Si nos vamos más atrás, seguiremos engrosando la lista de mujeres que somos y hemos sido; la lista de aquellas mujeres con las que nos hemos solidarizado tras ver los horrores de la violencia de género. Y, si pudiéramos anticiparnos al futuro, lastimosamente, la lista parece que va a seguir creciendo; más Marthas, más Lucías, más Dianas que corren peligro cada día.

Suena desolador, indignante y causa dolor en lo más profundo del corazón imaginar que cualquier mujer puede sumarse, en cualquier momento, a esa lista de víctimas cuyas muertes o cuyas violaciones han sacudido a nuestra sociedad, que nos han roto, que nos han hecho perder la esperanza.

¿Cuándo va a acabar? Tristemente, esa pregunta no tiene una respuesta clara. ¿Cuándo van a acabar los femicidios, las violaciones, la opresión contra las mujeres?

Quizá, como sociedad debamos dejar de ver la violencia machista bajo una lupa selectiva que solo nos dice que hay violencia en aquellos casos crueles, de sangre, dolor y muerte.

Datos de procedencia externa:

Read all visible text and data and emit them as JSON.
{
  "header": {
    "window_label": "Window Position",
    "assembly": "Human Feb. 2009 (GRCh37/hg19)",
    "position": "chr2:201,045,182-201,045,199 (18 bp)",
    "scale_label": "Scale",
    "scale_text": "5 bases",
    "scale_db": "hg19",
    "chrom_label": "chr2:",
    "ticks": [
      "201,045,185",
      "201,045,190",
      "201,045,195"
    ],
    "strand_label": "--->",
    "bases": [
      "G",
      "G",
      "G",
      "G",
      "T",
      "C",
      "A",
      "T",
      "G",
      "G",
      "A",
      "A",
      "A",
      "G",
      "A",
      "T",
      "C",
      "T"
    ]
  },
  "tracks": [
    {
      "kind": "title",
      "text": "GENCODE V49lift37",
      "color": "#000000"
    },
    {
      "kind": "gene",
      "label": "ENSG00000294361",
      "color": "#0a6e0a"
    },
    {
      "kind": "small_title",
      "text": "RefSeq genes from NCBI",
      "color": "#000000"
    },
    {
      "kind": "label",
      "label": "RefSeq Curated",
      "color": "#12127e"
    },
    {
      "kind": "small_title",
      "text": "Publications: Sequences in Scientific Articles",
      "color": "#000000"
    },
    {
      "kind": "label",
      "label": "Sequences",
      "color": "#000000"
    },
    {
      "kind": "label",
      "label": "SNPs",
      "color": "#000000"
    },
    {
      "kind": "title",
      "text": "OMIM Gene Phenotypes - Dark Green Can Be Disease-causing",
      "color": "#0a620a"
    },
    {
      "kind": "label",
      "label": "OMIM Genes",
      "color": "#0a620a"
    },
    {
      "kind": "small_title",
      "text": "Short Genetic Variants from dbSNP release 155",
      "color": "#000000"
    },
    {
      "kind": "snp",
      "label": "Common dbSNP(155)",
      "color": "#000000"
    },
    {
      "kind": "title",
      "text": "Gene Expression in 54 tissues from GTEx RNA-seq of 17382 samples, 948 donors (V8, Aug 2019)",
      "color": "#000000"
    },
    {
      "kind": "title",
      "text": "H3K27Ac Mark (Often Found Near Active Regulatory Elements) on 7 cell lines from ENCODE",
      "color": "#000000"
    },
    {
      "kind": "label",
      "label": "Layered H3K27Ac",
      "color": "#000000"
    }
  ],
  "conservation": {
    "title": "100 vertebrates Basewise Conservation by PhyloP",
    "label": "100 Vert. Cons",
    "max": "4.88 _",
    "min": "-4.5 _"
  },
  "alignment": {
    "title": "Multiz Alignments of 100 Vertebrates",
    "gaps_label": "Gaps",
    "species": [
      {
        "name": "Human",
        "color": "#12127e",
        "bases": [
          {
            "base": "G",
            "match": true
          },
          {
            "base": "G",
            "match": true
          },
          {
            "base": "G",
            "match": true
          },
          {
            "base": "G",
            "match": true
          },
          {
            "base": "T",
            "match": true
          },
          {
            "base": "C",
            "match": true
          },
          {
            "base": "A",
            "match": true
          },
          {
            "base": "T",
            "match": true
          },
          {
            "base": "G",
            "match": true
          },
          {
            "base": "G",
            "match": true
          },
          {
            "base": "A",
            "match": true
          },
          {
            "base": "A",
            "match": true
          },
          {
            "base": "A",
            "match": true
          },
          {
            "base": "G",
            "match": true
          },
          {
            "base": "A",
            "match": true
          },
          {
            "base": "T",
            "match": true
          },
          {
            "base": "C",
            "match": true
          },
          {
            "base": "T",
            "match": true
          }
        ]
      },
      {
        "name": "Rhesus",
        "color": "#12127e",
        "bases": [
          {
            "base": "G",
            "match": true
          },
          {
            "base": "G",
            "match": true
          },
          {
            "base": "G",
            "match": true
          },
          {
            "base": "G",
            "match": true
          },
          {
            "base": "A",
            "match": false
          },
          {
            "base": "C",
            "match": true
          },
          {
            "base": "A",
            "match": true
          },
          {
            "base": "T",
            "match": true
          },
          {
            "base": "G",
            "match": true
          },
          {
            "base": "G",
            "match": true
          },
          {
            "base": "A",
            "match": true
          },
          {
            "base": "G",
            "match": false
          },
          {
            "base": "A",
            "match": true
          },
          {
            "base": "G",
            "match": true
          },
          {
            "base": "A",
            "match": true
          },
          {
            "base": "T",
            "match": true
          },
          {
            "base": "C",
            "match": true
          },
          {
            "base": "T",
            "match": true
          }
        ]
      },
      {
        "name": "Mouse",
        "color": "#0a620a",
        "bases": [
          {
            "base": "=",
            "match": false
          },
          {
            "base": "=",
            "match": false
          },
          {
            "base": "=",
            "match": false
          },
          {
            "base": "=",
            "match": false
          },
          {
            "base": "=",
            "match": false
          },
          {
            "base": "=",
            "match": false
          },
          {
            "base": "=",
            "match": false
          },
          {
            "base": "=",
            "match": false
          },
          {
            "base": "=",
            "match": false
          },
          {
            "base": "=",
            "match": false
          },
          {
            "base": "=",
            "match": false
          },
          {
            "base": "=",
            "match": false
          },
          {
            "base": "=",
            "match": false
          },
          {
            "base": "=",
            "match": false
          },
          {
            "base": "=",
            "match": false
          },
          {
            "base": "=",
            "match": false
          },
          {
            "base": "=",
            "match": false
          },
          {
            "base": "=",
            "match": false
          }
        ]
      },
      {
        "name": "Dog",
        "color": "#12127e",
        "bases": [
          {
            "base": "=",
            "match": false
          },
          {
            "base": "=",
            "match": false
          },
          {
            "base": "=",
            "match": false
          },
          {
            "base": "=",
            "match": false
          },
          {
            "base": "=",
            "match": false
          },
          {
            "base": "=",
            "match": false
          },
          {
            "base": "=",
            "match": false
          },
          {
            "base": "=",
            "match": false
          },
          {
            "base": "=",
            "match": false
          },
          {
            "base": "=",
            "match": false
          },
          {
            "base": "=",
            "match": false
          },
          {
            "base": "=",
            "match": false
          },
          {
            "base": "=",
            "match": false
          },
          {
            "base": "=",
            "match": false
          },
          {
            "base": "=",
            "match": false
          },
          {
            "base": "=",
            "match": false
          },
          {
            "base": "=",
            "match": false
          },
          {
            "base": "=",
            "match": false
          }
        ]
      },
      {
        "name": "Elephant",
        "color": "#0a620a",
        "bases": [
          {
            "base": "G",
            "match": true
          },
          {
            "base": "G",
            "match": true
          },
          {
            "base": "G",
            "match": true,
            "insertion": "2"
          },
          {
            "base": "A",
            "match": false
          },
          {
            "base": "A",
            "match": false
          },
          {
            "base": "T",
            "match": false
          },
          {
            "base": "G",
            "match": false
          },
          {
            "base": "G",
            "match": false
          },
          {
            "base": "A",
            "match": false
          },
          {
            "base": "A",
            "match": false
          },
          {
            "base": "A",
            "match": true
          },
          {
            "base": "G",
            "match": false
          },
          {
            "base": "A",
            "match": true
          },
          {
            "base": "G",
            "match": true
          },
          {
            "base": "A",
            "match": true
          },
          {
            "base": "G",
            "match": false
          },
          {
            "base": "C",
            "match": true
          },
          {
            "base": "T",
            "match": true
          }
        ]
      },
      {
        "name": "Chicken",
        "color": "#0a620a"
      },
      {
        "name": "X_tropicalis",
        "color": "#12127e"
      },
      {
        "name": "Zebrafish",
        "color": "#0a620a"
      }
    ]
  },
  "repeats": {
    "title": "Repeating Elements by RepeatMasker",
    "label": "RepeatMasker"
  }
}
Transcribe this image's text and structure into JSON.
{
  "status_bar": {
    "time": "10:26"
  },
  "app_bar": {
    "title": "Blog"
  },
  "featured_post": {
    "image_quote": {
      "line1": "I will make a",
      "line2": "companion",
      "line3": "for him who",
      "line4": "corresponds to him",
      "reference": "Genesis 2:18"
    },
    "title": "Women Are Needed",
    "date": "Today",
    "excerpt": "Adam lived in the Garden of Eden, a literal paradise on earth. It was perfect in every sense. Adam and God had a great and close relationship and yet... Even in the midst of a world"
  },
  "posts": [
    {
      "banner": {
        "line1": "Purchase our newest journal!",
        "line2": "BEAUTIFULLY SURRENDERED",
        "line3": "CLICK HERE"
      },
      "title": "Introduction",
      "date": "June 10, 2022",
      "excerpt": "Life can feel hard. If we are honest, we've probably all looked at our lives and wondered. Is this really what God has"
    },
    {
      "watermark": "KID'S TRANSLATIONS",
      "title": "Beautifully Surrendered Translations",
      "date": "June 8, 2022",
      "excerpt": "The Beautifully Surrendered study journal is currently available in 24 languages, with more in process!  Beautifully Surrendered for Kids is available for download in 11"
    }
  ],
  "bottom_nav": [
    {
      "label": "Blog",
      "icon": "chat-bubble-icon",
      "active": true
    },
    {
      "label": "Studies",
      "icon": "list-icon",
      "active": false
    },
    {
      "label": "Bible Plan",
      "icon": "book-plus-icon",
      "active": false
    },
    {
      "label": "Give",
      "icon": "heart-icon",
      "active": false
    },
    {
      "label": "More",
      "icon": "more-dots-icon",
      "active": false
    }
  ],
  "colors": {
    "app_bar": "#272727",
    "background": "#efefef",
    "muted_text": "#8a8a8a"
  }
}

Quizá, cuando empecemos a ver la violencia de género en los actos diarios que todos cometemos, cuando nos indignemos ante el chiste machista que escuchamos en una fiesta, cuando dejemos de tildar de fácil a aquella chica que disfruta su sexualidad; quizá ahí estemos un paso más cerca de erradicar casos como los de Martha y Diana.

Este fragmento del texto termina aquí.